Fiddles Chasing Chickens
October 26th, 2009 | 10:00 am est |
A somewhat forgotten footnote these days, string bands in their time were an indispensable part of rural community life, and these bands were particularly suited for live shows, rattling off reels, quicksteps, and waltzes for dances where the only rule was to move your feet. Within that framework, however, there was room for variety, including galloping gallows confessions (like Kelly Harrell’s “Charles Guiteau,” the first-person story of the man who assassinated U.S. President James Garfield in 1881, complete with fiddle blasts from the great Posey Rorer), surrealistic lyrics (try making literal sense of any version of “Cotton-Eyed Joe”), and country blues lyrics dressed up with fiddles and banjos — whatever worked, as long as you could hear it across the room or yard and dance to it. Often the songs were fitted with floating verses that allowed the bands to shorten or lengthen a tune to fit the dancefloor flow, and the best of these bands could turn as one on a dime, and being acoustic, they could literally play anywhere, anytime, and for as long as needed.

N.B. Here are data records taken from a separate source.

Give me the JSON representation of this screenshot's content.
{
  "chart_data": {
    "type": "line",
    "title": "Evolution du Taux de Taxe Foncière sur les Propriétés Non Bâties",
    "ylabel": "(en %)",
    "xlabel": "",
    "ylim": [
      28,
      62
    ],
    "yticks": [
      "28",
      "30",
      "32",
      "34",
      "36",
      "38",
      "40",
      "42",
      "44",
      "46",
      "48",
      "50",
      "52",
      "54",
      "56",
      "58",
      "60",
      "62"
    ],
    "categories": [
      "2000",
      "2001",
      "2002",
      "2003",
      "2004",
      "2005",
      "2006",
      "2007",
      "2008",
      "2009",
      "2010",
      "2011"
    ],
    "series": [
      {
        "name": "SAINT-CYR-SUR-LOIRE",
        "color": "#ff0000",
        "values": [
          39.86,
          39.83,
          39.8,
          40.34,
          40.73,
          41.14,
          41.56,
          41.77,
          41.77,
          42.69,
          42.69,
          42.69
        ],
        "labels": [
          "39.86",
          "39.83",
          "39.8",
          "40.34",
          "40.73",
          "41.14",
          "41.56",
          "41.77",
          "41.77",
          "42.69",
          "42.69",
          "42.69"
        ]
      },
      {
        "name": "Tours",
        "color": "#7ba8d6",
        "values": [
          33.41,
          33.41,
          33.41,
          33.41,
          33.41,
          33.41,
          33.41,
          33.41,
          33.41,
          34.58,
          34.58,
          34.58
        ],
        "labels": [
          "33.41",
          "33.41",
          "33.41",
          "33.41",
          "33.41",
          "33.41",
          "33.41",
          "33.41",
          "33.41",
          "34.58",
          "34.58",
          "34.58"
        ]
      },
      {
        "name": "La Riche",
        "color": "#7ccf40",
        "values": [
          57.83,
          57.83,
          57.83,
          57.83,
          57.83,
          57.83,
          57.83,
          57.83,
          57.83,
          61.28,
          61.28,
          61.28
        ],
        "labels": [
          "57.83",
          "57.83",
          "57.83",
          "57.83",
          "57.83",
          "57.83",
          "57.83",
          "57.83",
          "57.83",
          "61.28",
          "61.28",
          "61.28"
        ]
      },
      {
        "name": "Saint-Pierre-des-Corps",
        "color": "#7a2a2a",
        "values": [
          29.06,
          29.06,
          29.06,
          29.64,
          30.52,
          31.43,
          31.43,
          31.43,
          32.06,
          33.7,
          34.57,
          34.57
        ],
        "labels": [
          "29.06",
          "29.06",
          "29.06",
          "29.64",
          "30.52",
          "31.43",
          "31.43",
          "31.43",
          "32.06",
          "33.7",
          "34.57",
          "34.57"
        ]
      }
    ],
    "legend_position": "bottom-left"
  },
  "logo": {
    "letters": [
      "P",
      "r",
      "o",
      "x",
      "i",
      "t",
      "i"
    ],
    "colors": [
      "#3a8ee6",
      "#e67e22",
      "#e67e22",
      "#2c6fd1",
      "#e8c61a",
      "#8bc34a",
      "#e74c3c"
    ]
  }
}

Several historical elements surfaced to shoulder the string band tradition to the sidelines, including the rise of personable country crooners like Jimmie Rodgers, Roy Acuff, Gene Autry, and Jimmie Davis, and the development of live amplified sound, which allowed individual instruments to take center stage, upsetting the ensemble balance that was at the heart of these wonderful old bands. At the point where rock & roll and bluegrass burst on the scene, both born from and given appeal by the advent of amplification, veteran string bands either made the switch or found their gigs diminish. Something of the spirit of the string band survives in modern bluegrass, but no bluegrass band has ever been as wild, wooly, loose, and explosive as the old fashioned string bands from the 1920s and 1930s, the best of which were as kinetic as a bunch of kids chasing chickens, with loose-limbed fiddle runs exploding at every turn. Different eras, different chickens, different kids…Everybody’s still dancing, though.






anybody who likes string bands and likes modern music owes it to themselves to listen to Allison Krauss and Union Station’s live double disc. It is wonderful music. Old Crow Medicine Show’s first album is also great. Thank you so much for this blog, I’m definitely going to take a second look at the great string bands of yesterday.